Despite these available signals, many organizations fail to maintain an ongoing vulnerability management (VM) program after completing a one-time cybersecurity maturity assessment. Without continuous visibility and remediation, security posture often stagnates while threats continue to evolve.
Cybersecurity risk management strategy
A cybersecurity risk management strategy implements four quadrants that deliver comprehensive and continuous Digital Risk Protection (DRP). DRP platforms use multiple reconnaissance methods to find, track, and analyze threats in real time.
Using both indicators of compromise (IOCs) and indicators of attack (IOAs) intelligence, a DRP solution can analyze risks and warn of attacks. Let's take a look at the four quadrants:
Map: Identify digital assets
Discover and map all digital assets to quantify the attack surface. Use the map as a foundation to monitor cybercriminal activity.
Monitor: Gather threat intelligence
Search the public and dark web for threat references to your digital assets. Translate found threats to actionable threat intelligence.
Mitigate: Block and remove threats
Automated actions to block and remove identified threats to digital assets.

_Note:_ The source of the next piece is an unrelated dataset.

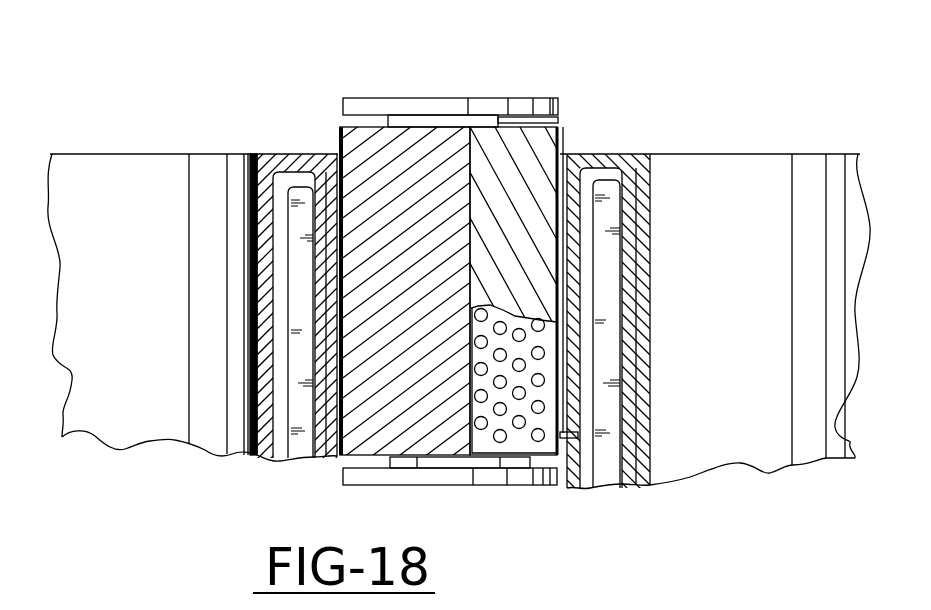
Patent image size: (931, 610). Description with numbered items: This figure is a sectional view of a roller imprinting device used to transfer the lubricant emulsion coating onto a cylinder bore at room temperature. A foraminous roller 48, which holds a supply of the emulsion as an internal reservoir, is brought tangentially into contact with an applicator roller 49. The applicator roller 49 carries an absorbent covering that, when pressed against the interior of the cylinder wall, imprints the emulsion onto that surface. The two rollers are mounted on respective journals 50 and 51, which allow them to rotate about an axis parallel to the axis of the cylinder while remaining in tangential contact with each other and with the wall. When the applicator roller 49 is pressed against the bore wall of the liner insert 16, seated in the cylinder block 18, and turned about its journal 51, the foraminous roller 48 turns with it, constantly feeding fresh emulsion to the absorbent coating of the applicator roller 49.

Includes integration with other security initiatives in place.
Manage: Prioritize and integrate defenses
Manage the process used in Map, Manage, and Mitigate quadrants. Enriching IOCs and prioritizing vulnerabilities in this step is also essential to successful digital risk protection.
Key benefits of cybersecurity risk management
Implementing cybersecurity risk management ensures cybersecurity is not relegated to an afterthought in the daily operations of an organization. Having a cybersecurity risk management strategy in place also ensures that procedures and policies are followed at set intervals, and that security is kept up to date.
Cybersecurity Risk Management provides ongoing monitoring, identification, and mitigation of the following threats:
- Phishing Detection
- VIP and Executive Protection
- Brand Protection
- Fraud Protection
- Sensitive Data Leakage Monitoring
- Dark Web Activity
- Automated Threat Mitigation
- Leaked Credentials Monitoring
- Malicious Mobile App Identification
- Supply Chain Attacks
Why is cybersecurity risk management important?
Cybersecurity risk management is important because it helps a business assess its current cybersecurity risk profile. This informs decisions the security organization will make moving forward in order to reduce the level of risk and address vulnerabilities.
Cybersecurity risk management is also important because it helps to bring about situational awareness within a security organization. Simply put, analysts don't know what they don't know. Awareness is the ability to look at all the information available, recognize what's important, and act accordingly.
It's essential to have a clear understanding of the risks in your organization and those that might arise in the future. You can assess awareness according to three distinct levels:
Situational awareness
An organization understands the critical - people, data, and process - and operational elements for executing information-security strategy.
Situational ignorance
Organizations assume everything is OK without considering the impact of people, data, and processes. They may be implementing security controls and awareness training, but there is no straightforward process or strategy that aligns to risk reduction and mitigation. In this scenario, budgets continue to creep ever upward.
Situational arrogance
Organizations continue to spend big, while being routinely compromised and breached. In fact, they may actually take into account people, data, and process, but they fail to act because of other budgetary priorities. In this scenario, it may only be a matter of time before a business' reputation is severely damaged due to continuous inability to defend against attacks.
Cybersecurity risk management is the overarching umbrella under which specific kinds of security risk mitigations fall. Implementing a strategy to assess, identify, mitigate, and remediate vulnerability and risk is critical to every security organization operating on any level in any sector.